Police sources named the victims as Sheikh Mujbil al-Sheikh Isa, Aziz Ibrahim and Dhamin Hussein Ileywi.

The 71-strong committee is due to deliver Iraq's new constitution by August 15.

Fifteen Sunni members joined it last month, making it the first nationwide political body to include significant Sunni representation since the new government took power in April.

The other members are mostly Shi'ites and Kurds, elected to parliament in a January vote when most Sunnis stayed home.

Two members of parliament have been assassinated since the elections, but yesterday's victims were the first members of the constitution-drafting committee to be killed.
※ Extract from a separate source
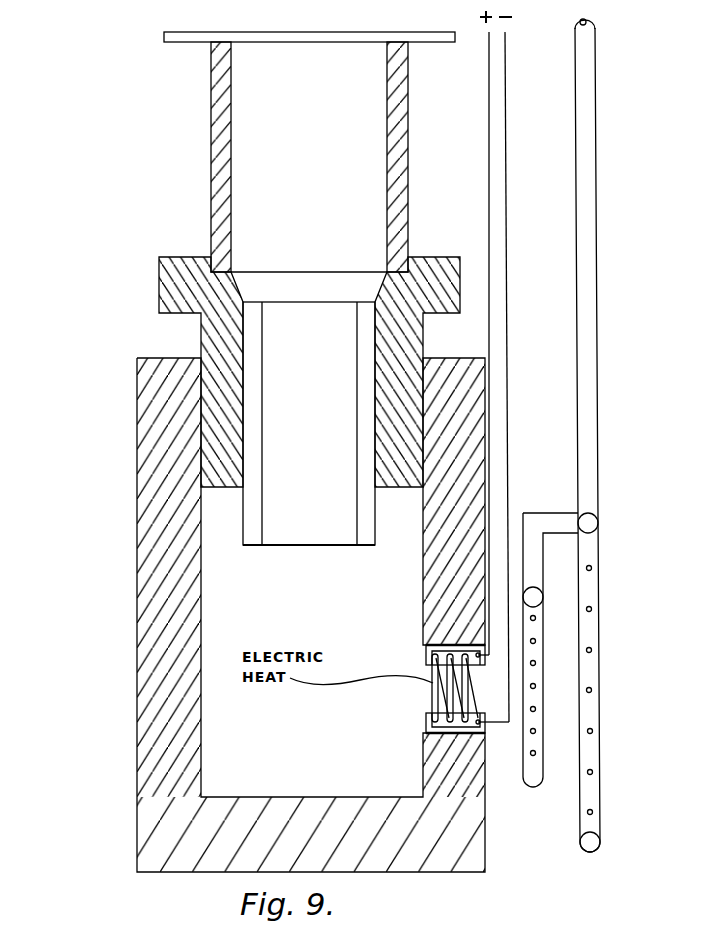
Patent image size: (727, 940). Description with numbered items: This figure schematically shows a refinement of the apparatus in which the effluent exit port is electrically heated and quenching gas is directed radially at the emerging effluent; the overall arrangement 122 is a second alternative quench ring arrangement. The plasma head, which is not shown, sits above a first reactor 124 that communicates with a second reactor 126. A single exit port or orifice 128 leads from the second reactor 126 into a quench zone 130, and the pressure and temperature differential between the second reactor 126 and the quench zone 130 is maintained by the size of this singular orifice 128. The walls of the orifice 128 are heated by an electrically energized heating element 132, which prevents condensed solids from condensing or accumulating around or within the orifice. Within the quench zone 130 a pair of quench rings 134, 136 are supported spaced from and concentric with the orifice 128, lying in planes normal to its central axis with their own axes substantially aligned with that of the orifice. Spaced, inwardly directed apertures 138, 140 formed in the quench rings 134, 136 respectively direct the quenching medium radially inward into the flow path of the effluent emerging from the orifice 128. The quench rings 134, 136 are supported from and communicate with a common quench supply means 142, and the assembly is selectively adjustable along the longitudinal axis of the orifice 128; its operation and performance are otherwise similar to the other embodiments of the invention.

Meanwhile, Iraq's prime minister yesterday criticized delays in trying former leader Saddam Hussein and called on the United States to set a timetable for withdrawing its forces from his country, the state-run Iranian radio reported.

Ibrahim al-Jaafari, who was due to return to Iraq yesterday at the end of a landmark three-day visit to fellow Shi'ite Muslim-dominated neighbor Iran, described the "prolonging" of Saddam's trial as "unusual."

"While about two years have past since he has arrested, no action has taken about his trial," the radio quoted al-Jaafari as saying during a meeting with Iraqi expatriates in Iran.

In another development, Iraq urged the international community yesterday to deliver immediately on its aid pledges and warned more delays would further destabilize the troubled country and threaten global security.

The international community has pledged billions of dollars to help rebuild Iraq but only a small amount of that has actually been spent.

Concerns about the sustainability of the post-Saddam Hussein political system, violence and widespread corruption have led donors to be cautious about implementing their pledges.

"Unless we move fast and effectively in the next few months we will have very serious problems on our hands," Planning Minister Barham Salih said.

"Failure is not an option because it will have dire consequences for the Iraqi people and for the region and for world security."

Salih was speaking on the second day of a meeting of 60 countries and international organizations, to follow up on conferences in Madrid and Tokyo over the last two years at which they pledged US$14 billion.